I see that my son’s tantrums are a perfect opportunity to show my son love. He needs to know that even thought he is angry that I still love him and that he still belongs in the family unit.

I also see that when they ask me to stay home everyday that I have horribly altered their routine. I thought it was enough that their loving father was home with them but I guess there’s no warm body like mommy’s. I see that in Anna more than anyone else. She just adores me even though I am gone all day. I would not give up breastfeeding because I think that that has been a crucial bond for her and I to maintain. No matter what happens she still loves me because no one feels, smells and tastes like mommy does.

But back to the boys.

I won’t be going back home for a bit. Maybe in December but that’ll depend on who gets the better job offer until Kev’s next “career” takes off  (A side note on that. He is still studying for the entrance exam and when he passes that then the rest should flow pretty nicely).
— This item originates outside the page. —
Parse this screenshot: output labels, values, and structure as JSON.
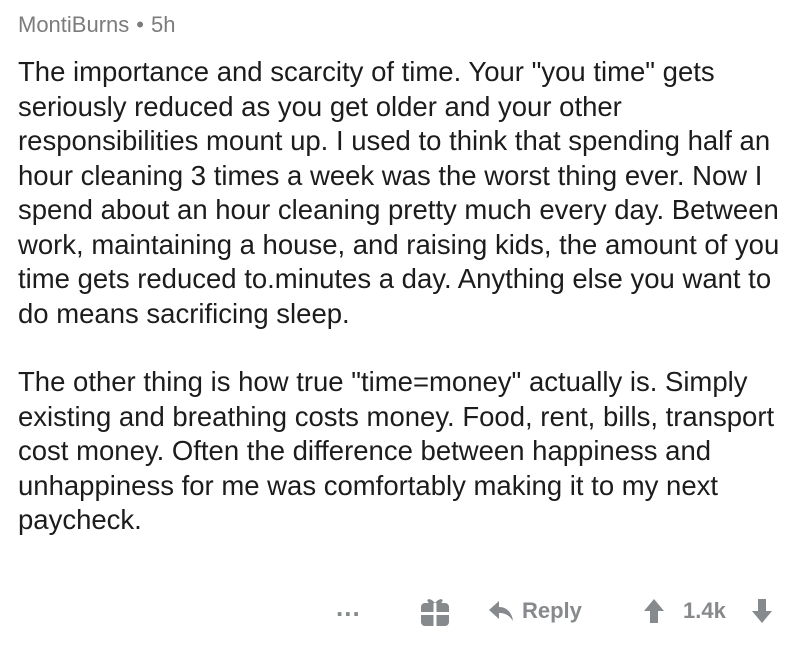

But I see now that I will have to make an extra effort to spend time with just them alone. They need some real lovin’ from mommy. I have been satisfied doing family-based activities but they need time with just me more than ever these days.

The book also reinforced for me that I need to stop profiling my kids. I know it’s wrong and I don’t mean too but I can’t help myself. Trey is my smart child. He catches on to things quickly and he is athletic and coordinated. Joel is clumsy but but he is a great cuddler and ever so gentle in spirit. Joel is also our goofball.

These “profiles” don’t seem very harmful but they probably will be. If Trey is smart then will that make Joel feel like I think he is stupid? Or will Trey feel like he doesn’t have the capacity for deep emotion?

Neither of those is true but I can’t control how they’ll interpret these comments so I really need to keep these to myself. They are both wonderful and I want them to be who they want to be. Not fulfill what I see in them. 

I am learning a lot about my own childhood too. For example. I had lots of constipation and hernia problems growing up. I thought that that was a side-effect of my eating too much animal based foods. While that very likely played a role as well, this book states that constipation in children is a sign of a problem in a parent-child relationship. Woah! That blows my mind.

I had a father that used to pick on me relentlessly. I was always too something for him. Some days I was too attractive, some I was too chatty, some I was too learned, some I was too mean or too bossy with my sister, some I was too lazy, some I was too independent or free-spirited. I am sure he would deny this but I know that it’s true.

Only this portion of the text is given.